Leonard Suryajaya lahir pada 1988 di Medan (Sumatera Utara). Ia belajar teater di California State University, Fullerton (2013), fotografi di School of the Art Institute of Chicago, Chicago (2015) dan seni rupa di Skowhegan School of Painting and Sculpture (2017), New York. Kini menetap di Chicago, Amerika Serikat.

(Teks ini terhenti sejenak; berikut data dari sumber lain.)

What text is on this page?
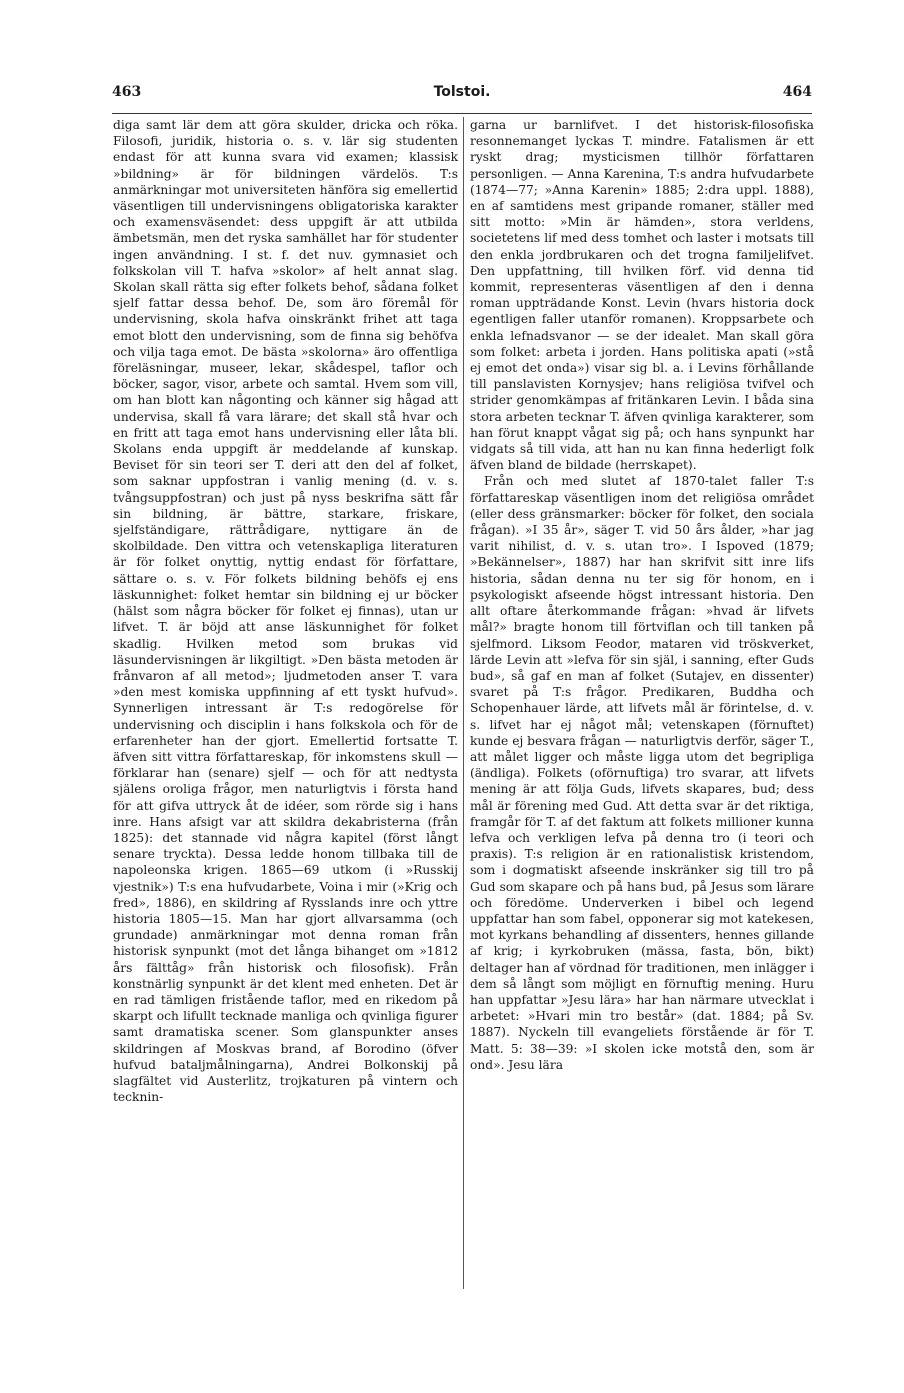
463	Tolstoi.	464

diga samt lär dem att göra skulder, dricka och röka. Filosofi, juridik, historia o. s. v. lär sig studenten endast för att kunna svara vid examen; klassisk »bildning» är för bildningen värdelös. T:s anmärkningar mot universiteten hänföra sig emellertid väsentligen till undervisningens obligatoriska karakter och examensväsendet: dess uppgift är att utbilda ämbetsmän, men det ryska samhället har för studenter ingen användning. I st. f. det nuv. gymnasiet och folkskolan vill T. hafva »skolor» af helt annat slag. Skolan skall rätta sig efter folkets behof, sådana folket sjelf fattar dessa behof. De, som äro föremål för undervisning, skola hafva oinskränkt frihet att taga emot blott den undervisning, som de finna sig behöfva och vilja taga emot. De bästa »skolorna» äro offentliga föreläsningar, museer, lekar, skådespel, taflor och böcker, sagor, visor, arbete och samtal. Hvem som vill, om han blott kan någonting och känner sig hågad att undervisa, skall få vara lärare; det skall stå hvar och en fritt att taga emot hans undervisning eller låta bli. Skolans enda uppgift är meddelande af kunskap. Beviset för sin teori ser T. deri att den del af folket, som saknar uppfostran i vanlig mening (d. v. s. tvångsuppfostran) och just på nyss beskrifna sätt får sin bildning, är bättre, starkare, friskare, sjelfständigare, rättrådigare, nyttigare än de skolbildade. Den vittra och vetenskapliga literaturen är för folket onyttig, nyttig endast för författare, sättare o. s. v. För folkets bildning behöfs ej ens läskunnighet: folket hemtar sin bildning ej ur böcker (hälst som några böcker för folket ej finnas), utan ur lifvet. T. är böjd att anse läskunnighet för folket skadlig. Hvilken metod som brukas vid läsundervisningen är likgiltigt. »Den bästa metoden är frånvaron af all metod»; ljudmetoden anser T. vara »den mest komiska uppfinning af ett tyskt hufvud». Synnerligen intressant är T:s redogörelse för undervisning och disciplin i hans folkskola och för de erfarenheter han der gjort. Emellertid fortsatte T. äfven sitt vittra författareskap, för inkomstens skull — förklarar han (senare) sjelf — och för att nedtysta själens oroliga frågor, men naturligtvis i första hand för att gifva uttryck åt de idéer, som rörde sig i hans inre. Hans afsigt var att skildra dekabristerna (från 1825): det stannade vid några kapitel (först långt senare tryckta). Dessa ledde honom tillbaka till de napoleonska krigen. 1865—69 utkom (i »Russkij vjestnik») T:s ena hufvudarbete, Voina i mir (»Krig och fred», 1886), en skildring af Rysslands inre och yttre historia 1805—15. Man har gjort allvarsamma (och grundade) anmärkningar mot denna roman från historisk synpunkt (mot det långa bihanget om »1812 års fälttåg» från historisk och filosofisk). Från konstnärlig synpunkt är det klent med enheten. Det är en rad tämligen fristående taflor, med en rikedom på skarpt och lifullt tecknade manliga och qvinliga figurer samt dramatiska scener. Som glanspunkter anses skildringen af Moskvas brand, af Borodino (öfver hufvud bataljmålningarna), Andrei Bolkonskij på slagfältet vid Austerlitz, trojkaturen på vintern och tecknin-

garna ur barnlifvet. I det historisk-filosofiska resonnemanget lyckas T. mindre. Fatalismen är ett ryskt drag; mysticismen tillhör författaren personligen. — Anna Karenina, T:s andra hufvudarbete (1874—77; »Anna Karenin» 1885; 2:dra uppl. 1888), en af samtidens mest gripande romaner, ställer med sitt motto: »Min är hämden», stora verldens, societetens lif med dess tomhet och laster i motsats till den enkla jordbrukaren och det trogna familjelifvet. Den uppfattning, till hvilken förf. vid denna tid kommit, representeras väsentligen af den i denna roman uppträdande Konst. Levin (hvars historia dock egentligen faller utanför romanen). Kroppsarbete och enkla lefnadsvanor — se der idealet. Man skall göra som folket: arbeta i jorden. Hans politiska apati (»stå ej emot det onda») visar sig bl. a. i Levins förhållande till panslavisten Kornysjev; hans religiösa tvifvel och strider genomkämpas af fritänkaren Levin. I båda sina stora arbeten tecknar T. äfven qvinliga karakterer, som han förut knappt vågat sig på; och hans synpunkt har vidgats så till vida, att han nu kan finna hederligt folk äfven bland de bildade (herrskapet).

Från och med slutet af 1870-talet faller T:s författareskap väsentligen inom det religiösa området (eller dess gränsmarker: böcker för folket, den sociala frågan). »I 35 år», säger T. vid 50 års ålder, »har jag varit nihilist, d. v. s. utan tro». I Ispoved (1879; »Bekännelser», 1887) har han skrifvit sitt inre lifs historia, sådan denna nu ter sig för honom, en i psykologiskt afseende högst intressant historia. Den allt oftare återkommande frågan: »hvad är lifvets mål?» bragte honom till förtviflan och till tanken på sjelfmord. Liksom Feodor, mataren vid tröskverket, lärde Levin att »lefva för sin själ, i sanning, efter Guds bud», så gaf en man af folket (Sutajev, en dissenter) svaret på T:s frågor. Predikaren, Buddha och Schopenhauer lärde, att lifvets mål är förintelse, d. v. s. lifvet har ej något mål; vetenskapen (förnuftet) kunde ej besvara frågan — naturligtvis derför, säger T., att målet ligger och måste ligga utom det begripliga (ändliga). Folkets (oförnuftiga) tro svarar, att lifvets mening är att följa Guds, lifvets skapares, bud; dess mål är förening med Gud. Att detta svar är det riktiga, framgår för T. af det faktum att folkets millioner kunna lefva och verkligen lefva på denna tro (i teori och praxis). T:s religion är en rationalistisk kristendom, som i dogmatiskt afseende inskränker sig till tro på Gud som skapare och på hans bud, på Jesus som lärare och föredöme. Underverken i bibel och legend uppfattar han som fabel, opponerar sig mot katekesen, mot kyrkans behandling af dissenters, hennes gillande af krig; i kyrkobruken (mässa, fasta, bön, bikt) deltager han af vördnad för traditionen, men inlägger i dem så långt som möjligt en förnuftig mening. Huru han uppfattar »Jesu lära» har han närmare utvecklat i arbetet: »Hvari min tro består» (dat. 1884; på Sv. 1887). Nyckeln till evangeliets förstående är för T. Matt. 5: 38—39: »I skolen icke motstå den, som är ond». Jesu lära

Leonard Suryajaya telah melahirkan sejumlah seri karya foto yang menarik perhatian. Foto-foto karyanya diinspirasikan oleh latar belakangnya sendiri sebagai migran dari Indonesia. Ia tumbuh di lingkungan keluarga Tionghoa, penganut Buddhist, diasuh oleh seorang Muslim dan menempuh pendidikan di sekolah Kristen. Pada 1998 ia menyaksikan kekerasan terjadi pada keturunan etnis Tionghoa di sejumlah kota di Indonesia, membuat keluarganya mesti pergi dan mencari tempat aman di Malaysia. Hal itu mengingatkannya lagi akan pengalaman masa lampau orangtuanya yang harus berganti nama dan mengalami pengekangan secara budaya. Pengalaman traumatik semacam itu membuat pandangan Leonard atas kehidupan sosial yang percaya pada nilai-nilai komunitas dan kekerabatan berubah. Pada 2016, ia memutuskan pindah ke Amerika dan merasakan sensasi kebebasan yang selama itu tidak pernah dialaminya.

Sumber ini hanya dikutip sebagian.